Небо темнело, становясь тёмно-синим. Я села на скамейку. Я понятия не имела, сколько сейчас было времени, и сколько я здесь пробыла. Единственное, что я знала, что не могла пойти домой, не сейчас. Я не хотела видеть Бена. Я не могла притворяться, будто я ничего не знаю об Адаме, и о том, что у меня был ребёнок.
На мгновение мне захотелось рассказать ему всё. О моём дневнике, докторе Нэше. Обо всём. Но я отбросила эту идею. Я не хотела идти домой, но мне некуда было идти.
Как стало смеркаться, я встала и пошла. Дом был погружён в темноту. Я не знала, чего ожидать, когда открывала дверь. Бен, наверное, потерял меня. Он же говорил, что будет дома к пяти.
Я представляла, как он ходит взад и вперёд по гостиной - по какой-то причине, хотя я его курящим, моё воображение добавило сигарету к этой сцене - или, может быть, он ездит по улицам в поисках меня. Я представила, как полиция и волонтёры ходят из дома в дом с моей фотографией и почувствовала вину. Я старалась убедить себя, что хотя у меня и нет памяти, я не ребёнок, я не потерялась, пока что, но всё же я вошла в дом готовой попросить прощение.
Я позвала Бена. Ответа не последовало, но я скорее почувствовала, чем услышала движение. Скрип половицы надо мной, почти незаметный сдвиг в равновесии дома. Я крикнула снова, на этот раз громче:
- Бен?
- Кристина? - послышался слабый, надтреснутый голос.
- Бен. Бен, это я. Я здесь.
Он появился наверху лестницы и выглядел так, будто только что спал. Он был всё ещё одет в одежду, в которой сегодня с утра ушёл на работу, но теперь рубашка была выпущена из брюк и помята, а волосы торчали во все стороны, что делало его почти комичным, и наводило на мысль об ударе электрическим током.
На меня нахлынуло воспоминание: занятия по физике и генераторы Ван де Граафа. Но тут же отступило.
Он начал спускаться.
- Крис, ты пришла!
- Я....я выходила немного подышать свежим воздухом.
- Слава Богу, - сказал он, подошёл ко мне и взял за руку. Он сжал её, будто хотел пожать или удостовериться, что она настоящая, но не стал. - Слава Богу!
Он смотрел на меня пылающим взором. Его глаза блестели в тусклом свете, как будто он плакал.
" Как же сильно он меня любит", - подумала я. Чувство вины усилилось.
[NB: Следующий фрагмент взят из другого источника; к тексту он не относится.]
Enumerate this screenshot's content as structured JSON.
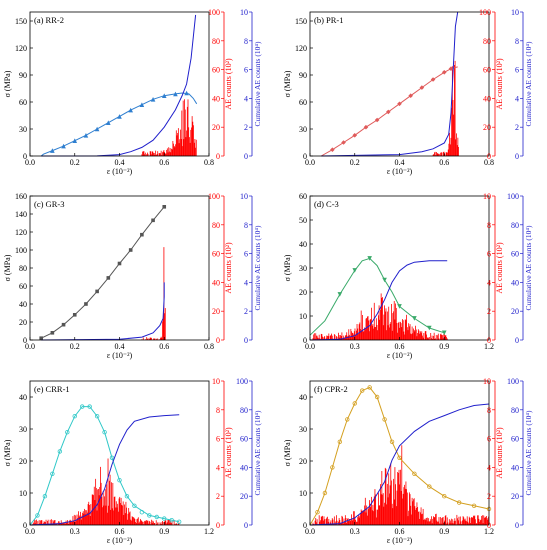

- Прости, - ответила я. - Я не хотела....
Он перебил меня:
- Давай забудем об этом, хорошо?
Он поднес мою руку к губам. Его выражение лица изменилось, стало удовлетворённым и счастливым. Все следы тревоги исчезли. Затем он меня поцеловал.
- Но...
- Ты вернулась. Это главное.
Он включил свет и привёл свои волосы в некое подобие порядка.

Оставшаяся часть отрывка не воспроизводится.